One situation I could probably come up with is that, instead of writing
I don’t think that this is specific to Julia. Anytime a CPU is not idle it will be generating heat. Though I’ve read that SIMD-heavy or memory-intensive (cache-thrashing) code can generate even more heat.
(So definitely don’t keep a CPU running instructions if you don’t need it to. E.g. don’t use spinlocks to wait a long time, use other types of locks and Julia’s higher level synchronization mechanisms like channels that allow a CPU to sleep until there is something to do.)
Fundamentally this means that if you intend to use all your cores to do work for an extended time then you will need better cooling. But improving memory locality might help a bit.

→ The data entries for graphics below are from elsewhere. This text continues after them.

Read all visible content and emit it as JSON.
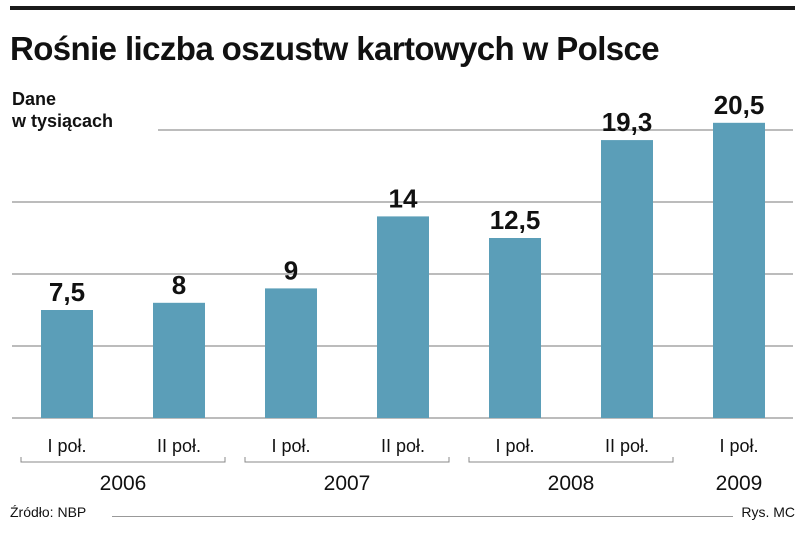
{
  "title": "Rośnie liczba oszustw kartowych w Polsce",
  "unit_label_line1": "Dane",
  "unit_label_line2": "w tysiącach",
  "source": "Źródło: NBP",
  "credit": "Rys. MC",
  "colors": {
    "bar": "#5b9eb8",
    "grid": "#7a7a7a",
    "text": "#111111"
  },
  "chart_data": {
    "type": "bar",
    "title": "Rośnie liczba oszustw kartowych w Polsce",
    "ylabel": "Dane w tysiącach",
    "categories": [
      "I poł.",
      "II poł.",
      "I poł.",
      "II poł.",
      "I poł.",
      "II poł.",
      "I poł."
    ],
    "values": [
      7.5,
      8,
      9,
      14,
      12.5,
      19.3,
      20.5
    ],
    "value_labels": [
      "7,5",
      "8",
      "9",
      "14",
      "12,5",
      "19,3",
      "20,5"
    ],
    "years": [
      {
        "label": "2006",
        "span": [
          0,
          1
        ]
      },
      {
        "label": "2007",
        "span": [
          2,
          3
        ]
      },
      {
        "label": "2008",
        "span": [
          4,
          5
        ]
      },
      {
        "label": "2009",
        "span": [
          6,
          6
        ]
      }
    ],
    "ylim": [
      0,
      20
    ],
    "grid": true,
    "gridlines": [
      5,
      10,
      15,
      20
    ],
    "legend": "none"
  }
}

There’s a whole list of things you can do, including simply adding more cooling. However, a properly built PC should not reach critical temperatures even under high load. You should check whether they forgot to remove the sticker from the cooler that’s already in there. I have unfortunately seen this more than once.
Secondly you can try turning down the core clock frequency somewhat. This will slightly reduce performance, but the efficiency gains can be substantial. My overclocked AMD CPU (watercooled) consumes almost 1.5x as much power as a stock configuration. You can usually do this in the bios.
Not just Julia—a lot of numerical software packages, from Jax to Matlab, grab all of the cores by default. I always thought this is not very composable. But if you don’t do it then users complain that you are slow compared to the others. So you have to be aware of this and learn how to disable threading in each system at need.
Making the application handle high processor temperatures should be very low priority, maybe discouraged. This logic is hard to make portable and reliable, and it only controls the application. An almost-idling loop while critical_hot() Libc.systemsleep(1.0) end still doesn’t stop an operating system from running background processes (sleep actually encourages Julia to run other Tasks), and even truly idle processors have current and generate heat to stay ready (we wouldn’t want registers to forget data).
There are already processor-level throttling and OS-level power plans to reduce any activity by the processor. The logs are indicating throttling, so your cooling system is just removing heat more slowly than the processor expects. At a hypothetical extreme, a bad enough cooling system would cause overheating even for all idle processors. I’d start checking there before tweaking the processor.